JupyterCon 2023

Synchronizing the data science workflow with data management at scale
05-11, 14:40–14:50 (Europe/Paris), Poster Placeholder

Reminder - The date and time of this sessions are placeholder due to the limitation of the conference software.
All Poster will be presented during the Poster Session from 6:30 to 8:00 on Thus 11th,

https://cfp.jupytercon.com/2023/talk/AKPRE8/

--

As high-throughput imaging technology has advanced, researchers have been able to acquire increasingly large and multi-dimensional image datasets, which yield even more complex and high-volume derived analytical results. This poses a challenge for data management, image analysis, and data science workflows. The open source platform OMERO, and its commercial counterpart OMERO Plus, offer enterprise-level data management for bioimaging data and associated metadata, including rich image analysis results.

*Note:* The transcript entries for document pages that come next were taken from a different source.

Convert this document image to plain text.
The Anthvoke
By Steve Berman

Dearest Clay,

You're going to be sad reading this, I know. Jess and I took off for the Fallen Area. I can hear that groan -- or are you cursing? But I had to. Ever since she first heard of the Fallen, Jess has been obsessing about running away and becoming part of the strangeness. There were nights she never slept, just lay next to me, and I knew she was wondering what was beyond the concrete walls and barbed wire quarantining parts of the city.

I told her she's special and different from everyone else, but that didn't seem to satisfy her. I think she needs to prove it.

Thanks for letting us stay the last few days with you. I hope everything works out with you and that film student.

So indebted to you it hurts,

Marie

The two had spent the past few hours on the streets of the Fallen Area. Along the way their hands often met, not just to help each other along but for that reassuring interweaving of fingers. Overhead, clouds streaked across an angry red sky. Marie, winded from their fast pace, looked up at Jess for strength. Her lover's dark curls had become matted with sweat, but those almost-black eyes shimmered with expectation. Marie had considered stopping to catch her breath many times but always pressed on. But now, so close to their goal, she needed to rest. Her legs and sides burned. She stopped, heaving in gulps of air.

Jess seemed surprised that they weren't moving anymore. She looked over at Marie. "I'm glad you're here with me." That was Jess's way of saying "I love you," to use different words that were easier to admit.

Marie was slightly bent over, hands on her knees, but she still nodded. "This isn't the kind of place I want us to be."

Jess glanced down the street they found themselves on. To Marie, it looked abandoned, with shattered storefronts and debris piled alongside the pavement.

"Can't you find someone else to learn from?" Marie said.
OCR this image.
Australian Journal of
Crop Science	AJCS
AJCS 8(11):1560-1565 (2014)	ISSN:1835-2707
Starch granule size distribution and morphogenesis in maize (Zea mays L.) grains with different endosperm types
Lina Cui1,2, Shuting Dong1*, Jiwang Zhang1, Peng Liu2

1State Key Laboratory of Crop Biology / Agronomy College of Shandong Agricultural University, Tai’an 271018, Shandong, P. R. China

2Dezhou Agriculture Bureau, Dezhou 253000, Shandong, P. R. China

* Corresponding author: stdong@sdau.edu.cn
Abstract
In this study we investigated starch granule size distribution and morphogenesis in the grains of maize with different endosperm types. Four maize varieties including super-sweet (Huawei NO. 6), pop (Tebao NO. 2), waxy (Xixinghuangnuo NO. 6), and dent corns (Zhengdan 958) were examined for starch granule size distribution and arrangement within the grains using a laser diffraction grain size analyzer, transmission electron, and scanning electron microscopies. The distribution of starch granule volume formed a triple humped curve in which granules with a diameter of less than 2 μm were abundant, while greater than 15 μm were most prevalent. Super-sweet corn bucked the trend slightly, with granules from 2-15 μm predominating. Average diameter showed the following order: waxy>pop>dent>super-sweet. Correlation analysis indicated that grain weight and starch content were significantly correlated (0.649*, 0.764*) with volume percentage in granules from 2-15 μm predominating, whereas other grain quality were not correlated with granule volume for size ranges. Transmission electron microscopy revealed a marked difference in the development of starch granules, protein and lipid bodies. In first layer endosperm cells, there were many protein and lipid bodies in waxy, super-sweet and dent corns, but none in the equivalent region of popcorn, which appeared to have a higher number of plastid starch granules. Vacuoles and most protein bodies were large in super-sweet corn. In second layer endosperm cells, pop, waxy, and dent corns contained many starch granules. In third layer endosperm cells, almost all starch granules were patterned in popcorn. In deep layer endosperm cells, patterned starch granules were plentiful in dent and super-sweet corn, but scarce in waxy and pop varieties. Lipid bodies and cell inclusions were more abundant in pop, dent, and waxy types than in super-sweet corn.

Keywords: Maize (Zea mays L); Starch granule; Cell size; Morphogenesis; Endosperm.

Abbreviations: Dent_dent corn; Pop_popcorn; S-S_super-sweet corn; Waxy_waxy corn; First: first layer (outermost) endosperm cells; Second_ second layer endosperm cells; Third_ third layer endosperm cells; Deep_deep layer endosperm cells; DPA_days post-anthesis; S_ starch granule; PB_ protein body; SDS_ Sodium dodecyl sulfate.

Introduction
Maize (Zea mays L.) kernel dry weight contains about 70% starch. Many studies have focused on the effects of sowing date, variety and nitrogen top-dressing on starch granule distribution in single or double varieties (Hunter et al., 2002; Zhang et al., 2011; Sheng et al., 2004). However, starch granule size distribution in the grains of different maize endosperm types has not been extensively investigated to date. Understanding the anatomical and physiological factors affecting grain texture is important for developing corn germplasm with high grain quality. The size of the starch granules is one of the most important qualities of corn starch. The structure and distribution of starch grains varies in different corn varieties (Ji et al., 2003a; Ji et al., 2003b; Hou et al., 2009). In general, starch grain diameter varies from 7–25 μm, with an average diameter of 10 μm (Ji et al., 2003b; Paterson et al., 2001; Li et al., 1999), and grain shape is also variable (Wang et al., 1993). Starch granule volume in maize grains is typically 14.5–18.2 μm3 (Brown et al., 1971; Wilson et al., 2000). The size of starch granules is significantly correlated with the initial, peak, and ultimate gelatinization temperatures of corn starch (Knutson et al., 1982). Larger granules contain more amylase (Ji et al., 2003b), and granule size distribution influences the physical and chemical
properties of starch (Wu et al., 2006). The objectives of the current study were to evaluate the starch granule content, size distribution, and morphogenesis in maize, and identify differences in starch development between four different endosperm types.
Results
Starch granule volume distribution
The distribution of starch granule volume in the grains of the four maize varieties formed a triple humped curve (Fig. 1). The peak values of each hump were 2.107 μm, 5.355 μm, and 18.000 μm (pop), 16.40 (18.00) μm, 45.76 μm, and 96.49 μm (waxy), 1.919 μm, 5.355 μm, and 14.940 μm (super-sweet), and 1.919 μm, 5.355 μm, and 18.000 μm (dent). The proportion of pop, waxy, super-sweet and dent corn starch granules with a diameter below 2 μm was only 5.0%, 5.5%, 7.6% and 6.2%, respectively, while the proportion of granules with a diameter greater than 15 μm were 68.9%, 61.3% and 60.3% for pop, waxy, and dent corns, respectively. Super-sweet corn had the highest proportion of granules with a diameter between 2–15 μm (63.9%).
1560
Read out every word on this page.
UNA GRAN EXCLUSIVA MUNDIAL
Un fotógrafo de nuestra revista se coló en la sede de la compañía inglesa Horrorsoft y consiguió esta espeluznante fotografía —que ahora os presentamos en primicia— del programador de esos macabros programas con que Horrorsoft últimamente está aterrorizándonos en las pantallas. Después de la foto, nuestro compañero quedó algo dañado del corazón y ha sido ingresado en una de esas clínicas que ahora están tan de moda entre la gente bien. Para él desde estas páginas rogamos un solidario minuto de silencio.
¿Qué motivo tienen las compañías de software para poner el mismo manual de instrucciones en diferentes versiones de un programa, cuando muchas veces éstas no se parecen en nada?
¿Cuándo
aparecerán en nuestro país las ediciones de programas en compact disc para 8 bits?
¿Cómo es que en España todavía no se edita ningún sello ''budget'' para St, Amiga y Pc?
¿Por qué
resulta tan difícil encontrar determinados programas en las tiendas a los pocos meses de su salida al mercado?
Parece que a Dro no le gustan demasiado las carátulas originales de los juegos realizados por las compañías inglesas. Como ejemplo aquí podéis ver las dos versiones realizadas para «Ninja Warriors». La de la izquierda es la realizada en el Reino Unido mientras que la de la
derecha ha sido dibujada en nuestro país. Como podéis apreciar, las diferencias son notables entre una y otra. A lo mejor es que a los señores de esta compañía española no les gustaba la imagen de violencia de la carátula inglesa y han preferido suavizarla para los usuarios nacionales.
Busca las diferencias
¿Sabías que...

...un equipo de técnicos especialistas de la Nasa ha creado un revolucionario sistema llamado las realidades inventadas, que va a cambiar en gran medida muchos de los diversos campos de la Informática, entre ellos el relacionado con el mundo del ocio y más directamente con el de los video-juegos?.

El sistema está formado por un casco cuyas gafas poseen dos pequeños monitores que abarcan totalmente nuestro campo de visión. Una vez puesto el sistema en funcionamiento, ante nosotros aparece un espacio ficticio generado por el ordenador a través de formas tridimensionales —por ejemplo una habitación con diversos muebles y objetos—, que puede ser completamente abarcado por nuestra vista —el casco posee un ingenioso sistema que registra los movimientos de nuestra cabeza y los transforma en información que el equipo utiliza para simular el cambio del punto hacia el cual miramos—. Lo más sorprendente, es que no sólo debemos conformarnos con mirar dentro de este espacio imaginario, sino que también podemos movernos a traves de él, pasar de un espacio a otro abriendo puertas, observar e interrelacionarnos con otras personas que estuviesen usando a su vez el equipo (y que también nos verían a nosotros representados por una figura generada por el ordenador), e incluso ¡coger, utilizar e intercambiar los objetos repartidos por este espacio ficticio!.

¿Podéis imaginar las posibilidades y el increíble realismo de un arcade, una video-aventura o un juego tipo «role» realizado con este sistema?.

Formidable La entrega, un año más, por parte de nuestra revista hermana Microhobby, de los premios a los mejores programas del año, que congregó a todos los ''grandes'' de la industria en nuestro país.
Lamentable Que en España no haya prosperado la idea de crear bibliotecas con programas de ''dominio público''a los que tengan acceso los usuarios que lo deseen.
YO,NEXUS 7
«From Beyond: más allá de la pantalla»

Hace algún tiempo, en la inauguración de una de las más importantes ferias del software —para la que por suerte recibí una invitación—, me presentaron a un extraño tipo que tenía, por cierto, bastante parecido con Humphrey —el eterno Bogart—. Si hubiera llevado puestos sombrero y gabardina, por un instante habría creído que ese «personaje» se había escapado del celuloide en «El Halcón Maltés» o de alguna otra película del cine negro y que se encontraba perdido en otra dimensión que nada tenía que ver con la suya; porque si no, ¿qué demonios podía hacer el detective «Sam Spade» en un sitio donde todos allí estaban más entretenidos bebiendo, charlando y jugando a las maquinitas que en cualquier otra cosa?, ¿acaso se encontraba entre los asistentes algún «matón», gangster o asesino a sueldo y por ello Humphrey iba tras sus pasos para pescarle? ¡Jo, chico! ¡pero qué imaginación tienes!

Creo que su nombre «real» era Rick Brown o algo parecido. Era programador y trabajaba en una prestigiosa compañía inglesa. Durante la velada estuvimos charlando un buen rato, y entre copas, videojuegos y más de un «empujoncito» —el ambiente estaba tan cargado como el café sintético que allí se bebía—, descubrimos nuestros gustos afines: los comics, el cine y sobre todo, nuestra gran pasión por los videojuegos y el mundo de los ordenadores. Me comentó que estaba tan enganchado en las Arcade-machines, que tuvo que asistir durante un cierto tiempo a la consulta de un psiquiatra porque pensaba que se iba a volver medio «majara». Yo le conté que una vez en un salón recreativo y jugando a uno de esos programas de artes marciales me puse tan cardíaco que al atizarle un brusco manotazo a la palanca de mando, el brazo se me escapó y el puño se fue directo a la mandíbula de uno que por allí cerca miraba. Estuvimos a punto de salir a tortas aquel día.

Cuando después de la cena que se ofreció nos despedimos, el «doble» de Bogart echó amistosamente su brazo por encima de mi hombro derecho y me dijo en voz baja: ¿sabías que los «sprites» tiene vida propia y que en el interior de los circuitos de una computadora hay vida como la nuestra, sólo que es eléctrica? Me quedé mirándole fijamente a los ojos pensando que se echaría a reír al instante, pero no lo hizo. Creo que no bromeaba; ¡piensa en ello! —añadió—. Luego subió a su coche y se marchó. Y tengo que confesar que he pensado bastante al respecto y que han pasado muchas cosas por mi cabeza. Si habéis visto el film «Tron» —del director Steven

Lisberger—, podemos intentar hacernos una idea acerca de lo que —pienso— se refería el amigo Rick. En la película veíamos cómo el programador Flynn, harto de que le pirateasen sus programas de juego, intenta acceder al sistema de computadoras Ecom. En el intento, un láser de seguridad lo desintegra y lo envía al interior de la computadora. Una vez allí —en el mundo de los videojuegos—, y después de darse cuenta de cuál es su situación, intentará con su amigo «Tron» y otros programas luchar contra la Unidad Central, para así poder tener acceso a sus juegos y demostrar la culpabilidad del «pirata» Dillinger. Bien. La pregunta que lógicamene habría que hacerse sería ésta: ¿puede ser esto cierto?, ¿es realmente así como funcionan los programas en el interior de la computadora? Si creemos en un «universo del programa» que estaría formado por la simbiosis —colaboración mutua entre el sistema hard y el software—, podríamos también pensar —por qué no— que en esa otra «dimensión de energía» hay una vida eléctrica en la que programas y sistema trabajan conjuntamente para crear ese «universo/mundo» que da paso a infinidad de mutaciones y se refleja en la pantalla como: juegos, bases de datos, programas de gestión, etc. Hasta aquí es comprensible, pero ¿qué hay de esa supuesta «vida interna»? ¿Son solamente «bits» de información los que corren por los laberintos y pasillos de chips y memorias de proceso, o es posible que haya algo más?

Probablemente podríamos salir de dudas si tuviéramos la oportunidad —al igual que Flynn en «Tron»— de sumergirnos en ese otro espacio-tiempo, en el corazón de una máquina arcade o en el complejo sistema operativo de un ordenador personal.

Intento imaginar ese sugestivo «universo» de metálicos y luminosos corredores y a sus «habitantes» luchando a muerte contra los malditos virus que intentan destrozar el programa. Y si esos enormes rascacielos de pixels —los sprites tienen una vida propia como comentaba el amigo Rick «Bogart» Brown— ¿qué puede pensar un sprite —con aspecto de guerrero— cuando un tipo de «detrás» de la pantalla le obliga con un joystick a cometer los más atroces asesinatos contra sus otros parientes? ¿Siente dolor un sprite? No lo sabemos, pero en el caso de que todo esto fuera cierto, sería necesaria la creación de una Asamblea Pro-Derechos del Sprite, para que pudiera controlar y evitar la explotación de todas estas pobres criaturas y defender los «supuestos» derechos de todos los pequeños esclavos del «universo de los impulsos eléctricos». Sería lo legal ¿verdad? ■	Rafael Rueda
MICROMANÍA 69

While OMERO Plus offers various data mining interfaces within its browser-based clients, the data science workflow is inherently flexible and bespoke, while still relying on domain-standard tools. Therefore, we have built an integrated data science environment in OMERO Plus via a Jupyter extension, such that the approved data science libraries are already installed and usable alongside the open OMERO API to retrieve and analyse pixels, metadata, and tabular data from the OMERO data management platform and other custom sources of data. Further, standard Jupyter notebooks and data dashboards provide templates for those just getting started with their imaging and data science. Finally, these integrations use approved compute resources and rely on institutionally-defined security profiles for optimised operational control.

We will demonstrate the scalable integration of our data management platform with interactive data analysis and visualisation tools for an enterprise environment.

David Stirling is a data scientist at Glencoe Software. He specialises in producing image analysis workflows and tooling to assist researchers in quantifying and exploring image-based data. He is also interested in integrating popular open source tools with the OMERO ecosystem to provide user-friendly connectivity between packages. David previously worked in the Cimini Lab within the Broad Institute of MIT and Harvard, where he contributed to the CellProfiler image analysis software package. He also produced popular plugins which allow users to make use of powerful AI packages such as Cellpose and StarDist from within this software.

Emil Rozbicki is the Head of Applications for Glencoe Software. He is an expert in bioimage data management, visualisation, and analysis at scale. Emil is a physicist by training, prior to joining Glencoe he worked at University of Dundee investigating mechanisms underlying early-stage avian embryo development. During this time, he designed and built the first light sheet microscope in the UK and built analysis routines for investigation of cell behavior at the full organism scale during early-stage development. Currently he is focused on building solutions for the management and analysis of large scale bioimage datasets especially in high content and multiplexed imaging domains for some of the largest academic and biopharma organizations in the world.